We’re turning this issue on its head completely, by engaging with lorry drivers and making them part of the solution.
We have developed an app that truck drivers will use to record the presence of wildlife and WVCs along the roads. This is massively expanding the amount of data that we can gather across the highways of Mato Grosso do Sul state. The information will be used to identify WVC hotspots, so that we can work with road authorities to plan the deployment of warning signs and mitigation measures.
Social recognition for this is key too, and we’re working with truck companies to certify those drivers who are making a difference to reduce collisions with wildlife as ‘Highway Heroes’, to improve how they are perceived by the public.
Honey and Fire
For giant armadillos, two of the main projects we’ve been working on are their relationship with beekeepers, and the threat of fire.
Armadillos regularly suffer persecution from beekeepers. Hungry armadillos break into their hives in search of bee larvae, which threatens their livelihoods. We’ve been working with beekeepers to learn how they protect their beehives at the moment and rank the effectiveness of different options.
With that knowledge, we’re helping beekeepers to install more effective defences, like placing the hives on stilts well out of the reach of armadillos. No hive raiding, no retaliation! We’ve also created a certification scheme to acknowledge beekeepers’ efforts to implement this mitigation, as well as an app to gather data for future management and keep beekeepers engaged.
We hope that all of these interventions combined will make beekeeper-giant armadillo coexistence a benefit rather than a challenge.
Fires are a very different problem, affecting far more than just giant armadillos. However, our shielded friends are among the most vulnerable wildlife, with little ability to outrun a blaze.
In the Pantanal, fire has been historically used alongside livestock farming to renew pasture and control parasites. But through 2019 and 2020 the region experienced a record number of wildfires, leading to negative impacts on the whole ecosystem in terms of wildlife and services for people. As well as intense drought, inadequate practices of fire use and control may be contributing to the issue.
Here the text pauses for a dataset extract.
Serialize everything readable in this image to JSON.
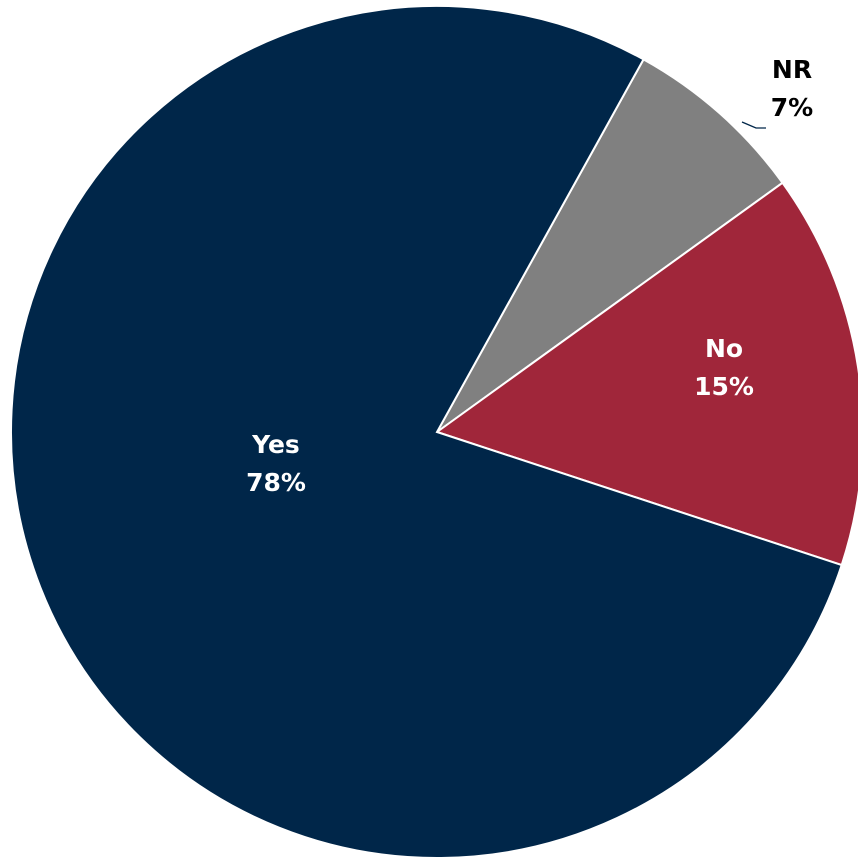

A deeper understanding of traditional fire use in the Pantanal – where most lands are private property – may help us integrate fire management with the nature conservation ongoing in the region. In time we hope to save thousands of hectares of habitat from devastation each year.
More work, and a future?
There are plenty of other examples of the work we do, from reducing negative interactions between roaming domestic dogs and giant anteaters, to addressing some of the superstitions that lead to the persecution of these giant mammals.
I will continue focusing my social science research on the complex human stories behind these conservation issues, until we are able to achieved long-term coexistence for people and South American giants in their shared habitat.